1. Bacterial Variant Calling: S. aureus (PRJNA325350)

This project is a complete bioinformatics pipeline to identify and interpret genetic mutations in Staphylococcus aureus samples (PRJNA325350) that evolved resistance to Daptomycin (DAP) and Vancomycin (VAN).

The pipeline starts from raw FASTQ reads, performs QC, alignment (BWA), variant calling (GATK), and annotation (SnpEff), and concludes with a deep downstream analysis (Pandas) and visualization (Seaborn) to identify the "prime suspect" genes responsible for antibiotic resistance.

2. Key Findings: The "De Novo" Mutation Hitmap

The primary goal was to find de novo mutations (variants present in treated samples but absent from the Control). The analysis successfully identified 48 such mutations.

The visualization below summarizes the key evolutionary pathways taken by the DAP and VAN lineages:

3. Biological Interpretation

The analysis revealed distinct and clinically relevant resistance strategies:

1. Daptomycin (DAP) Resistance (Membrane Adaptation):

   • The DAP lineage developed significant missense mutations in genes critical for cell membrane homeostasis, including mprF (a well-known DAP resistance gene) and agrA (a master regulator of virulence).

2. Vancomycin (VAN) Resistance (Cell Wall Stress Response):

   • The VAN lineage developed missense mutations in sensor systems like vraG and vraT, which are key components of the Vra system that senses cell wall damage.

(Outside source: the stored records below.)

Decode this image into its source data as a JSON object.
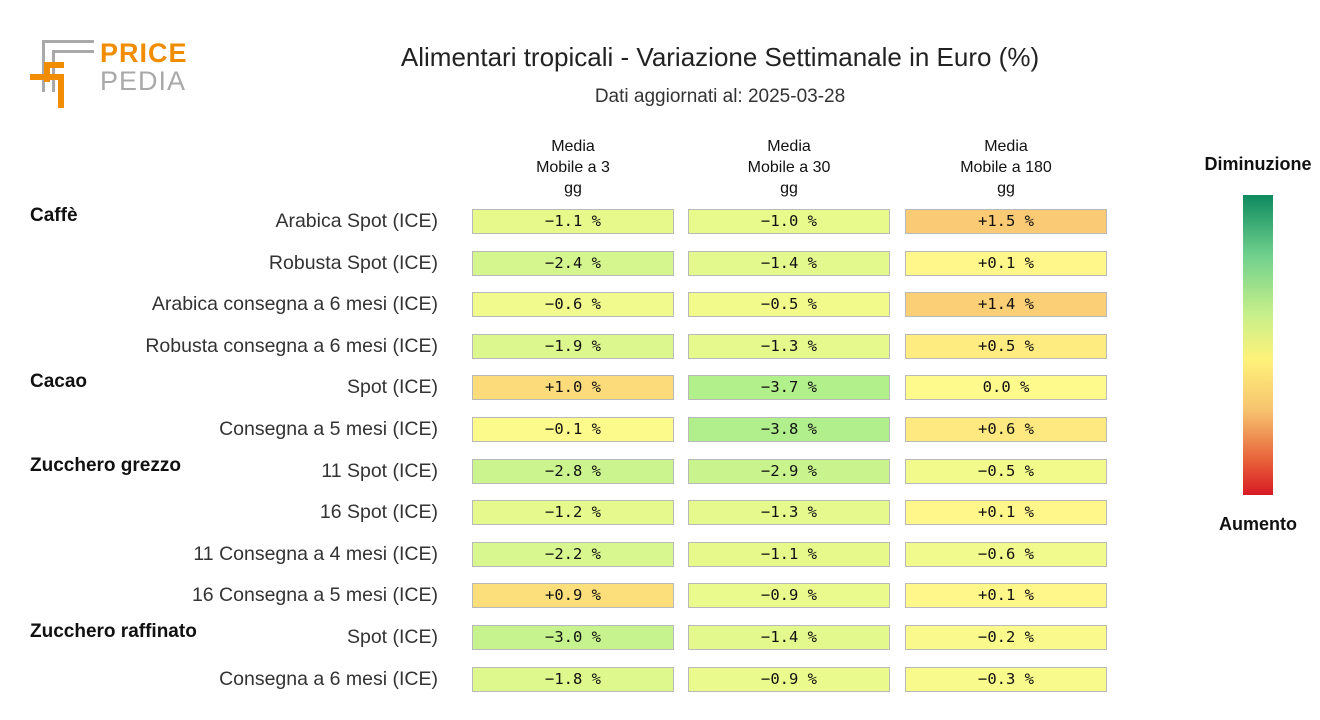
{
  "logo": {
    "word1": "PRICE",
    "word2": "PEDIA"
  },
  "header": {
    "title": "Alimentari tropicali - Variazione Settimanale in Euro (%)",
    "subtitle": "Dati aggiornati al: 2025-03-28"
  },
  "legend": {
    "top": "Diminuzione",
    "bottom": "Aumento"
  },
  "chart_data": {
    "type": "table",
    "title": "Alimentari tropicali - Variazione Settimanale in Euro (%)",
    "subtitle": "Dati aggiornati al: 2025-03-28",
    "columns": [
      [
        "Media",
        "Mobile a 3",
        "gg"
      ],
      [
        "Media",
        "Mobile a 30",
        "gg"
      ],
      [
        "Media",
        "Mobile a 180",
        "gg"
      ]
    ],
    "groups": [
      {
        "name": "Caffè",
        "rows": [
          {
            "label": "Arabica Spot (ICE)",
            "values": [
              "-1.1 %",
              "-1.0 %",
              "+1.5 %"
            ]
          },
          {
            "label": "Robusta Spot (ICE)",
            "values": [
              "-2.4 %",
              "-1.4 %",
              "+0.1 %"
            ]
          },
          {
            "label": "Arabica consegna a 6 mesi (ICE)",
            "values": [
              "-0.6 %",
              "-0.5 %",
              "+1.4 %"
            ]
          },
          {
            "label": "Robusta consegna a 6 mesi (ICE)",
            "values": [
              "-1.9 %",
              "-1.3 %",
              "+0.5 %"
            ]
          }
        ]
      },
      {
        "name": "Cacao",
        "rows": [
          {
            "label": "Spot (ICE)",
            "values": [
              "+1.0 %",
              "-3.7 %",
              "0.0 %"
            ]
          },
          {
            "label": "Consegna a 5 mesi (ICE)",
            "values": [
              "-0.1 %",
              "-3.8 %",
              "+0.6 %"
            ]
          }
        ]
      },
      {
        "name": "Zucchero grezzo",
        "rows": [
          {
            "label": "11 Spot (ICE)",
            "values": [
              "-2.8 %",
              "-2.9 %",
              "-0.5 %"
            ]
          },
          {
            "label": "16 Spot (ICE)",
            "values": [
              "-1.2 %",
              "-1.3 %",
              "+0.1 %"
            ]
          },
          {
            "label": "11 Consegna a 4 mesi (ICE)",
            "values": [
              "-2.2 %",
              "-1.1 %",
              "-0.6 %"
            ]
          },
          {
            "label": "16 Consegna a 5 mesi (ICE)",
            "values": [
              "+0.9 %",
              "-0.9 %",
              "+0.1 %"
            ]
          }
        ]
      },
      {
        "name": "Zucchero raffinato",
        "rows": [
          {
            "label": "Spot (ICE)",
            "values": [
              "-3.0 %",
              "-1.4 %",
              "-0.2 %"
            ]
          },
          {
            "label": "Consegna a 6 mesi (ICE)",
            "values": [
              "-1.8 %",
              "-0.9 %",
              "-0.3 %"
            ]
          }
        ]
      }
    ]
  }
}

3. The "Hypermutator" Engine (mutL):

   • The most significant finding was the emergence of high-impact frameshift mutations in the DNA mismatch-repair gene mutL in the DAP lineage. This "knock-out" likely created a "hypermutator" state, accelerating the rate of mutation and allowing genes like mprF to acquire resistance mutations rapidly.

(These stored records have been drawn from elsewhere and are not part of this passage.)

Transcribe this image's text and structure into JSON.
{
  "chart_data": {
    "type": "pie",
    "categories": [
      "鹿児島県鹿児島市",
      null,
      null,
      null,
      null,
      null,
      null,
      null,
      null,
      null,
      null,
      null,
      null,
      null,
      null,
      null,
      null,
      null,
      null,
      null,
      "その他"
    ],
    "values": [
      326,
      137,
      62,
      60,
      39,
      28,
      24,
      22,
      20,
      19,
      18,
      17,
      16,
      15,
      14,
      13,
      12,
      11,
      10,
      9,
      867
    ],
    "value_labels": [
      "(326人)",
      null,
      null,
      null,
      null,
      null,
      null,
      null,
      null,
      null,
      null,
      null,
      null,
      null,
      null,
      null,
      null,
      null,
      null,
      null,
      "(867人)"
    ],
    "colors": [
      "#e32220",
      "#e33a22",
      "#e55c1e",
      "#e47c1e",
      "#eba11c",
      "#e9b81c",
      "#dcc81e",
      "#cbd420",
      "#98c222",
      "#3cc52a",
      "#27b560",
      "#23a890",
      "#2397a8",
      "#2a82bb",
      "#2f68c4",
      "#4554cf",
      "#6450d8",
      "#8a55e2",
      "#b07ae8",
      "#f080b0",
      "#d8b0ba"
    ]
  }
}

4. Methodology: The Pipeline (Jupyter Notebooks)

The project follows a clean, step-by-step notebook workflow. Each notebook is self-contained and completes one major stage of the pipeline.

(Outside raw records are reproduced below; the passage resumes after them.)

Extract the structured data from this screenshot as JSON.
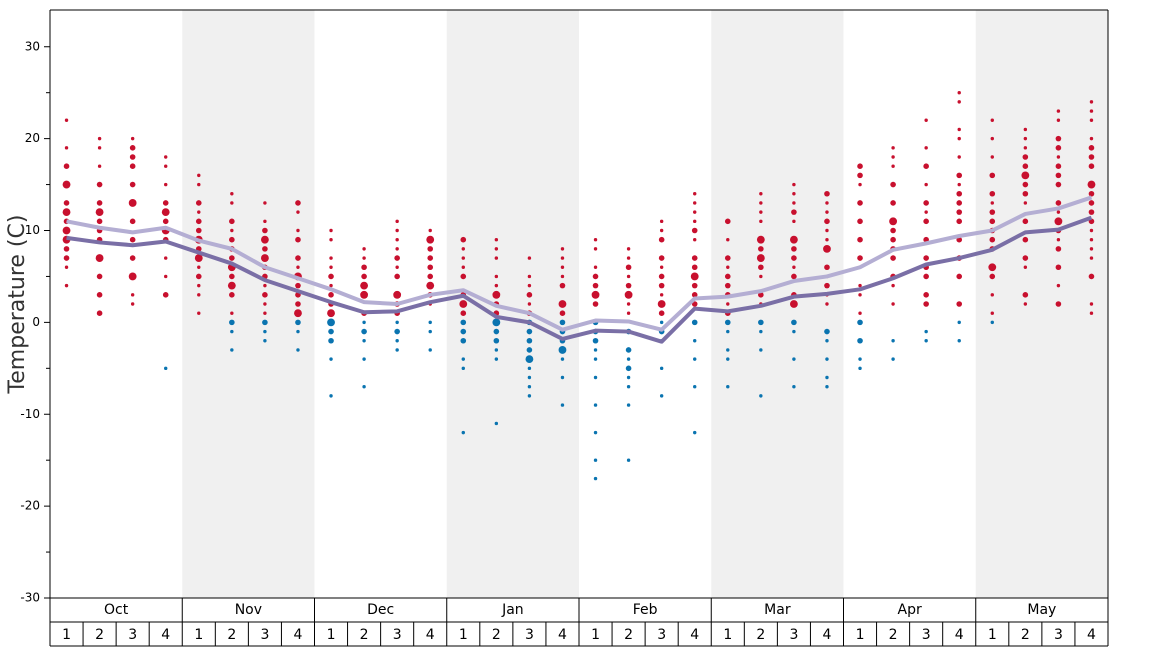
{
  "chart_data": {
    "type": "dot-distribution",
    "y_label": "Temperature (C)",
    "ylim": [
      -30,
      34
    ],
    "yticks": [
      -30,
      -20,
      -10,
      0,
      10,
      20,
      30
    ],
    "yticks_minor": [
      -25,
      -15,
      -5,
      5,
      15,
      25
    ],
    "months": [
      "Oct",
      "Nov",
      "Dec",
      "Jan",
      "Feb",
      "Mar",
      "Apr",
      "May"
    ],
    "weeks": [
      "1",
      "2",
      "3",
      "4"
    ],
    "shade_color": "#f0f0f0",
    "warm_color": "#c8102e",
    "cold_color": "#0a74b0",
    "lines": [
      {
        "color": "#b4aed3",
        "values": [
          11.0,
          10.3,
          9.8,
          10.3,
          8.9,
          8.0,
          6.0,
          4.8,
          3.6,
          2.2,
          2.0,
          3.0,
          3.5,
          1.8,
          1.0,
          -0.8,
          0.2,
          0.1,
          -0.8,
          2.6,
          2.8,
          3.4,
          4.5,
          5.0,
          6.0,
          7.9,
          8.6,
          9.4,
          10.0,
          11.8,
          12.4,
          13.6
        ]
      },
      {
        "color": "#7a6fa6",
        "values": [
          9.2,
          8.7,
          8.4,
          8.8,
          7.6,
          6.4,
          4.6,
          3.4,
          2.2,
          1.1,
          1.2,
          2.2,
          2.9,
          0.6,
          0.0,
          -1.8,
          -0.9,
          -1.0,
          -2.1,
          1.5,
          1.2,
          1.8,
          2.8,
          3.1,
          3.6,
          4.8,
          6.3,
          7.0,
          7.9,
          9.8,
          10.1,
          11.4
        ]
      }
    ],
    "dots": [
      {
        "temps": [
          22,
          19,
          17,
          15,
          13,
          12,
          11,
          10,
          9,
          8,
          7,
          6,
          4
        ],
        "sizes": [
          1,
          1,
          2,
          3,
          2,
          3,
          2,
          3,
          3,
          2,
          2,
          1,
          1
        ]
      },
      {
        "temps": [
          20,
          19,
          17,
          15,
          13,
          12,
          11,
          10,
          9,
          7,
          5,
          3,
          1
        ],
        "sizes": [
          1,
          1,
          1,
          2,
          2,
          3,
          2,
          2,
          2,
          3,
          2,
          2,
          2
        ]
      },
      {
        "temps": [
          20,
          19,
          18,
          17,
          15,
          13,
          11,
          9,
          7,
          5,
          3,
          2
        ],
        "sizes": [
          1,
          2,
          2,
          2,
          2,
          3,
          2,
          2,
          2,
          3,
          1,
          1
        ]
      },
      {
        "temps": [
          18,
          17,
          15,
          13,
          12,
          11,
          10,
          9,
          7,
          5,
          3,
          -5
        ],
        "sizes": [
          1,
          1,
          1,
          2,
          3,
          2,
          3,
          2,
          1,
          1,
          2,
          1
        ]
      },
      {
        "temps": [
          16,
          15,
          13,
          12,
          11,
          10,
          9,
          8,
          7,
          6,
          5,
          4,
          3,
          1
        ],
        "sizes": [
          1,
          1,
          2,
          1,
          2,
          2,
          3,
          2,
          3,
          1,
          2,
          1,
          1,
          1
        ]
      },
      {
        "temps": [
          14,
          13,
          11,
          10,
          9,
          8,
          7,
          6,
          5,
          4,
          3,
          1,
          0,
          -1,
          -3
        ],
        "sizes": [
          1,
          1,
          2,
          1,
          2,
          2,
          2,
          3,
          2,
          3,
          2,
          1,
          2,
          1,
          1
        ]
      },
      {
        "temps": [
          13,
          11,
          10,
          9,
          8,
          7,
          6,
          5,
          4,
          3,
          2,
          1,
          0,
          -1,
          -2
        ],
        "sizes": [
          1,
          1,
          2,
          3,
          2,
          3,
          2,
          2,
          1,
          2,
          1,
          1,
          2,
          1,
          1
        ]
      },
      {
        "temps": [
          13,
          12,
          10,
          9,
          7,
          6,
          5,
          4,
          3,
          2,
          1,
          0,
          -1,
          -3
        ],
        "sizes": [
          2,
          1,
          1,
          2,
          2,
          1,
          3,
          2,
          2,
          2,
          3,
          2,
          1,
          1
        ]
      },
      {
        "temps": [
          10,
          9,
          7,
          6,
          5,
          4,
          3,
          2,
          1,
          0,
          -1,
          -2,
          -4,
          -8
        ],
        "sizes": [
          1,
          1,
          1,
          1,
          2,
          1,
          2,
          2,
          3,
          3,
          2,
          2,
          1,
          1
        ]
      },
      {
        "temps": [
          8,
          7,
          6,
          5,
          4,
          3,
          1,
          0,
          -1,
          -2,
          -4,
          -7
        ],
        "sizes": [
          1,
          1,
          2,
          2,
          3,
          3,
          2,
          1,
          2,
          1,
          1,
          1
        ]
      },
      {
        "temps": [
          11,
          10,
          9,
          8,
          7,
          6,
          5,
          3,
          2,
          1,
          0,
          -1,
          -2,
          -3
        ],
        "sizes": [
          1,
          1,
          1,
          1,
          2,
          1,
          2,
          3,
          2,
          2,
          1,
          2,
          1,
          1
        ]
      },
      {
        "temps": [
          10,
          9,
          8,
          7,
          6,
          5,
          4,
          3,
          2,
          0,
          -1,
          -3
        ],
        "sizes": [
          1,
          3,
          2,
          2,
          2,
          2,
          3,
          2,
          1,
          1,
          1,
          1
        ]
      },
      {
        "temps": [
          9,
          8,
          7,
          6,
          5,
          3,
          2,
          1,
          0,
          -1,
          -2,
          -4,
          -5,
          -12
        ],
        "sizes": [
          2,
          1,
          1,
          1,
          2,
          2,
          3,
          2,
          2,
          2,
          2,
          1,
          1,
          1
        ]
      },
      {
        "temps": [
          9,
          8,
          7,
          5,
          4,
          3,
          2,
          1,
          0,
          -1,
          -2,
          -3,
          -4,
          -11
        ],
        "sizes": [
          1,
          1,
          1,
          1,
          1,
          3,
          2,
          2,
          3,
          2,
          2,
          1,
          1,
          1
        ]
      },
      {
        "temps": [
          7,
          5,
          4,
          3,
          2,
          1,
          0,
          -1,
          -2,
          -3,
          -4,
          -5,
          -6,
          -7,
          -8
        ],
        "sizes": [
          1,
          1,
          1,
          2,
          1,
          2,
          2,
          2,
          2,
          2,
          3,
          1,
          1,
          1,
          1
        ]
      },
      {
        "temps": [
          8,
          7,
          6,
          5,
          4,
          2,
          1,
          0,
          -1,
          -2,
          -3,
          -4,
          -6,
          -9
        ],
        "sizes": [
          1,
          1,
          1,
          1,
          2,
          3,
          2,
          2,
          2,
          2,
          3,
          1,
          1,
          1
        ]
      },
      {
        "temps": [
          9,
          8,
          6,
          5,
          4,
          3,
          2,
          0,
          -1,
          -2,
          -3,
          -4,
          -6,
          -9,
          -12,
          -15,
          -17
        ],
        "sizes": [
          1,
          1,
          1,
          2,
          2,
          3,
          2,
          2,
          2,
          2,
          1,
          1,
          1,
          1,
          1,
          1,
          1
        ]
      },
      {
        "temps": [
          8,
          7,
          6,
          5,
          4,
          3,
          2,
          1,
          -1,
          -3,
          -4,
          -5,
          -6,
          -7,
          -9,
          -15
        ],
        "sizes": [
          1,
          1,
          2,
          1,
          2,
          3,
          1,
          1,
          2,
          2,
          1,
          2,
          1,
          1,
          1,
          1
        ]
      },
      {
        "temps": [
          11,
          10,
          9,
          7,
          6,
          5,
          4,
          3,
          2,
          1,
          0,
          -1,
          -2,
          -5,
          -8
        ],
        "sizes": [
          1,
          1,
          2,
          2,
          1,
          2,
          2,
          1,
          3,
          2,
          1,
          2,
          1,
          1,
          1
        ]
      },
      {
        "temps": [
          14,
          13,
          12,
          11,
          10,
          9,
          7,
          6,
          5,
          4,
          3,
          2,
          0,
          -2,
          -4,
          -7,
          -12
        ],
        "sizes": [
          1,
          1,
          1,
          1,
          2,
          1,
          2,
          2,
          3,
          2,
          2,
          2,
          2,
          1,
          1,
          1,
          1
        ]
      },
      {
        "temps": [
          11,
          9,
          7,
          6,
          5,
          4,
          3,
          2,
          1,
          0,
          -1,
          -3,
          -4,
          -7
        ],
        "sizes": [
          2,
          1,
          2,
          1,
          2,
          2,
          2,
          1,
          2,
          2,
          1,
          1,
          1,
          1
        ]
      },
      {
        "temps": [
          14,
          13,
          12,
          11,
          9,
          8,
          7,
          6,
          5,
          3,
          2,
          0,
          -1,
          -3,
          -8
        ],
        "sizes": [
          1,
          1,
          1,
          1,
          3,
          2,
          3,
          2,
          1,
          2,
          1,
          2,
          1,
          1,
          1
        ]
      },
      {
        "temps": [
          15,
          14,
          13,
          12,
          11,
          9,
          8,
          7,
          6,
          5,
          3,
          2,
          0,
          -1,
          -4,
          -7
        ],
        "sizes": [
          1,
          1,
          1,
          2,
          1,
          3,
          2,
          2,
          1,
          2,
          2,
          3,
          2,
          1,
          1,
          1
        ]
      },
      {
        "temps": [
          14,
          13,
          12,
          11,
          10,
          9,
          8,
          6,
          5,
          4,
          3,
          2,
          -1,
          -2,
          -4,
          -6,
          -7
        ],
        "sizes": [
          2,
          1,
          1,
          2,
          1,
          1,
          3,
          2,
          1,
          2,
          1,
          1,
          2,
          1,
          1,
          1,
          1
        ]
      },
      {
        "temps": [
          17,
          16,
          15,
          13,
          11,
          9,
          7,
          6,
          4,
          3,
          1,
          0,
          -2,
          -4,
          -5
        ],
        "sizes": [
          2,
          2,
          1,
          2,
          2,
          2,
          2,
          1,
          1,
          1,
          1,
          2,
          2,
          1,
          1
        ]
      },
      {
        "temps": [
          19,
          18,
          17,
          15,
          13,
          11,
          10,
          9,
          8,
          7,
          5,
          4,
          2,
          -2,
          -4
        ],
        "sizes": [
          1,
          1,
          1,
          2,
          2,
          3,
          2,
          2,
          2,
          2,
          2,
          1,
          1,
          1,
          1
        ]
      },
      {
        "temps": [
          22,
          19,
          17,
          15,
          13,
          12,
          11,
          9,
          7,
          6,
          5,
          3,
          2,
          -1,
          -2
        ],
        "sizes": [
          1,
          1,
          2,
          1,
          2,
          1,
          2,
          2,
          2,
          2,
          2,
          2,
          2,
          1,
          1
        ]
      },
      {
        "temps": [
          25,
          24,
          21,
          20,
          18,
          16,
          15,
          14,
          13,
          12,
          11,
          9,
          7,
          5,
          2,
          0,
          -2
        ],
        "sizes": [
          1,
          1,
          1,
          1,
          1,
          2,
          1,
          2,
          2,
          2,
          2,
          2,
          2,
          2,
          2,
          1,
          1
        ]
      },
      {
        "temps": [
          22,
          20,
          18,
          16,
          14,
          13,
          12,
          11,
          10,
          9,
          8,
          6,
          5,
          3,
          1,
          0
        ],
        "sizes": [
          1,
          1,
          1,
          2,
          2,
          1,
          2,
          2,
          2,
          2,
          2,
          3,
          2,
          1,
          1,
          1
        ]
      },
      {
        "temps": [
          21,
          20,
          19,
          18,
          17,
          16,
          15,
          14,
          13,
          11,
          9,
          7,
          6,
          3,
          2
        ],
        "sizes": [
          1,
          1,
          1,
          2,
          2,
          3,
          2,
          2,
          1,
          2,
          2,
          2,
          1,
          2,
          1
        ]
      },
      {
        "temps": [
          23,
          22,
          20,
          19,
          18,
          17,
          16,
          15,
          13,
          12,
          11,
          10,
          9,
          8,
          6,
          4,
          2
        ],
        "sizes": [
          1,
          1,
          2,
          2,
          1,
          2,
          2,
          2,
          2,
          1,
          3,
          2,
          1,
          2,
          2,
          1,
          2
        ]
      },
      {
        "temps": [
          24,
          23,
          22,
          20,
          19,
          18,
          17,
          15,
          14,
          13,
          12,
          11,
          10,
          9,
          8,
          7,
          5,
          2,
          1
        ],
        "sizes": [
          1,
          1,
          1,
          1,
          2,
          2,
          2,
          3,
          2,
          2,
          2,
          2,
          1,
          1,
          1,
          1,
          2,
          1,
          1
        ]
      }
    ]
  }
}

• 00_Setup_and_Download.ipynb: Installs all tools (GATK, BWA, SnpEff, etc.) and downloads the 7 SRA samples.
• 01_QC_and_Trimming.ipynb: Runs FastQC, identifies adapters, and cleans reads using fastp.
• 02_Mapping_and_BAM_Processing.ipynb: Indexes the reference and maps reads using bwa mem (with Read Groups) and samtools.
• 03_Variant_Calling_GATK.ipynb: Creates sequence dictionaries and calls variants using gatk HaplotypeCaller to produce 7 VCF files.
• 04_Variant_Annotation.ipynb: Builds a custom SnpEff database and annotates the VCF files, producing 7 .ann.vcf.gz files and 7 .genes.txt reports.
• 05_Downstream_Analysis_and_Interpretation.ipynb: Programmatically aggregates the 7 reports using pandas, performs a set-difference analysis to find de novo mutations, and saves the final 48 "prime suspects" to a CSV.
• 06_Final_Visualization.ipynb: Loads the final CSV and generates the publication-quality heatmap using matplotlib/seaborn.

5. How to Reproduce

1. Clone this repository:

   git clone https://github.com/refmyoussef-source/project_variant_calling.git
   cd project_variant_calling

2. Create the Conda Environment:

   • This project's dependencies are managed in the environment.yml file.

   conda env create -f environment.yml
   conda activate variant_call_env

3. Run the Pipeline:

   • Open the notebooks/ directory and run the notebooks in numerical order (from 00 to 06).